As you browse through the Drexel Library website in the coming weeks, you might notice that some of our Subject pages have a new look. This is due to a new web system called Library Toolkits that we will gradually be developing and filling with content this semester. Within the new system, library liaisons will be able to author their own pages, making it easier than ever to produce and update resource lists and how-to research guides quickly and efficiently. We are also able to embed images and even videos onto websites within this new system, expanding the possibilities for research instruction online and making the pages more dynamic. With these new sites, we will also be promoting and developing new class-specific pages, like our Business Policy page or our Organizational Psychology page. Browse around our new pages, and get in touch with your library liaison if you would like to request a class page or a research guide.

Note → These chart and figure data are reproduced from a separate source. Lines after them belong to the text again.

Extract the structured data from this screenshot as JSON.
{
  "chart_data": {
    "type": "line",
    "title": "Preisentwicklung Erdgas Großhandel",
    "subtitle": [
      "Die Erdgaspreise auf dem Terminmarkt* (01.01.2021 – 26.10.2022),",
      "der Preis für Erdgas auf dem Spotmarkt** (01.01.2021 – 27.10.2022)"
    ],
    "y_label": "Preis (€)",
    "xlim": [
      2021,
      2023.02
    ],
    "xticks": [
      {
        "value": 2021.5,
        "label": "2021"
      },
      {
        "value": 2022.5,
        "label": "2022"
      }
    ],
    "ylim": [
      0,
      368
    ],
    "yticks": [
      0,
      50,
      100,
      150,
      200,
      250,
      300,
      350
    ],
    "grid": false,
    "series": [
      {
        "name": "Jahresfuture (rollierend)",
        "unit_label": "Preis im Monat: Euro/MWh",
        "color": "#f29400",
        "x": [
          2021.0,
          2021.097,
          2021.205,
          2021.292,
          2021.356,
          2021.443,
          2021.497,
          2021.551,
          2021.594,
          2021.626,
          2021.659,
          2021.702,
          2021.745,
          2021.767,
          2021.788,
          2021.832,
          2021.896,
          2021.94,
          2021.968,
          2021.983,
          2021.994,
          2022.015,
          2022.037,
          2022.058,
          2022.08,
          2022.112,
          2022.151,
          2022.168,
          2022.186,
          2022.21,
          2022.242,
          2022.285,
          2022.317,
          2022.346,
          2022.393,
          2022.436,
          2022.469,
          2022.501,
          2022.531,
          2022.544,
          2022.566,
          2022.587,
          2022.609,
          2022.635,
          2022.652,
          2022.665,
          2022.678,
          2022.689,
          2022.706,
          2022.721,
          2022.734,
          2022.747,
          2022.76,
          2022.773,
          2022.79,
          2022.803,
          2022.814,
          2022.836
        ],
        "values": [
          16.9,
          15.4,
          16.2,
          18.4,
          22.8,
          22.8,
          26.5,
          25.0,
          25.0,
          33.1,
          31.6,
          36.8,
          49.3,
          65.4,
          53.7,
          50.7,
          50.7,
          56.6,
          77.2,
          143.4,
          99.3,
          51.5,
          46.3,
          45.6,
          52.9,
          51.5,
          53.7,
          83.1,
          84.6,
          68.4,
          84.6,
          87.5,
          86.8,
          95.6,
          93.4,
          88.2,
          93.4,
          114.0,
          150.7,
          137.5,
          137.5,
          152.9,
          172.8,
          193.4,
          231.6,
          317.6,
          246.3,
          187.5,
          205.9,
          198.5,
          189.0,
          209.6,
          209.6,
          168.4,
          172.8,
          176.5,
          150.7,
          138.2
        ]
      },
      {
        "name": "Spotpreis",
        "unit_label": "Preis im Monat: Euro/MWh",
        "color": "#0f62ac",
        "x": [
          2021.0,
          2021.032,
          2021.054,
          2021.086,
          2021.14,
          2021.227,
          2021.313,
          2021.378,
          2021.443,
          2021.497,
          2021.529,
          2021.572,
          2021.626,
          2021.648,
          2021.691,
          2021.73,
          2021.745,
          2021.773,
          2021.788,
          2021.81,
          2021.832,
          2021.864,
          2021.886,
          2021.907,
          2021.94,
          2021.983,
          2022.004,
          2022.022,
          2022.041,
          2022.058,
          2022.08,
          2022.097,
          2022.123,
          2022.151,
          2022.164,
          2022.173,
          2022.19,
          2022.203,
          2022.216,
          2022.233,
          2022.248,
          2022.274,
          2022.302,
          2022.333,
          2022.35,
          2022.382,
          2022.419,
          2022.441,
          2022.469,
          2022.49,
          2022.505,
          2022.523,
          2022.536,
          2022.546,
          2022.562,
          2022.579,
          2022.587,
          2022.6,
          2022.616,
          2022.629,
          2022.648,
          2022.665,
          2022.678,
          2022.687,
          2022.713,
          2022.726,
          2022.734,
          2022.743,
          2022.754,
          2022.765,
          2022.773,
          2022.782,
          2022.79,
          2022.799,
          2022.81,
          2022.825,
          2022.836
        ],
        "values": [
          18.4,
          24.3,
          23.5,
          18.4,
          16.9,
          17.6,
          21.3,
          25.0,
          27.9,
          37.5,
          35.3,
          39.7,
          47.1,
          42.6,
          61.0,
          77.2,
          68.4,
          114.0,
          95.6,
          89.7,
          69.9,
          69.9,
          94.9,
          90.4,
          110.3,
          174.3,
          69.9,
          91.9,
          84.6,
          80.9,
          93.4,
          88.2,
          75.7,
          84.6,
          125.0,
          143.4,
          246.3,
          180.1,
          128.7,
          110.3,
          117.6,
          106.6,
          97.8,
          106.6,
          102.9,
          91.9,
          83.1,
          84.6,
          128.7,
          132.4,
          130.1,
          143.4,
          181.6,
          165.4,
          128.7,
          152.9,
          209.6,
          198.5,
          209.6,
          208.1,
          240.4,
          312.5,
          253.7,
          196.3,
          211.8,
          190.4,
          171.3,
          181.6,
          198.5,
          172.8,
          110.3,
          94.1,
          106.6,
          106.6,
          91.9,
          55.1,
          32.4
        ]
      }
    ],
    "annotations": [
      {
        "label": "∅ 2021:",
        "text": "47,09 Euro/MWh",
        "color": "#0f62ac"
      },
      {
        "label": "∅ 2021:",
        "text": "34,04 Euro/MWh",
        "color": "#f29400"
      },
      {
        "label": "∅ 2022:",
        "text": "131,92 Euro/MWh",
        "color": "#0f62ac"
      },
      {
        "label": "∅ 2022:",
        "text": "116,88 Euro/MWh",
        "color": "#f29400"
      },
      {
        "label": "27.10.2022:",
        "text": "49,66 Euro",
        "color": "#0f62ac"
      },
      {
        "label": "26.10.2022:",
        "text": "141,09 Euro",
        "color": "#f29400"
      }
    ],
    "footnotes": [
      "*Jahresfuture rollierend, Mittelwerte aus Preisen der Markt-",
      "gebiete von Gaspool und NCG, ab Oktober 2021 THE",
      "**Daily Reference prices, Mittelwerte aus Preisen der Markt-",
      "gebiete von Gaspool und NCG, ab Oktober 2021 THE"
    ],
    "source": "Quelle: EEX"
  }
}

The Biology Department faculty have been using Tablet PCs in their freshman core courses for over a year. Some also have used them in upper level biology elective courses. The advantage of using Tablet PCs is to allow faculty to add annotations to PowerPoint slides during class time. Using the pen option permits written script to be added to figures on slides, pointing out important structures or concepts to students. Another of the Tablet PC options is a blank screen (either black or white) to be projected, onto which the instructor can write notes, draw illustrations, or work problems without having to move from the screen to a board, which is sometimes awkward and involves turning lights onjtudor_tabletpc4 and off. There are several color options so that objects or script can be highlighted in different colors for emphasis. Any annotations added to PowerPoint slides can be saved as part of the presentation if so desired. Faculty in the Biology Department have found that using Tablet PCs is a significant pedagogical tool when used in lectures using PowerPoint.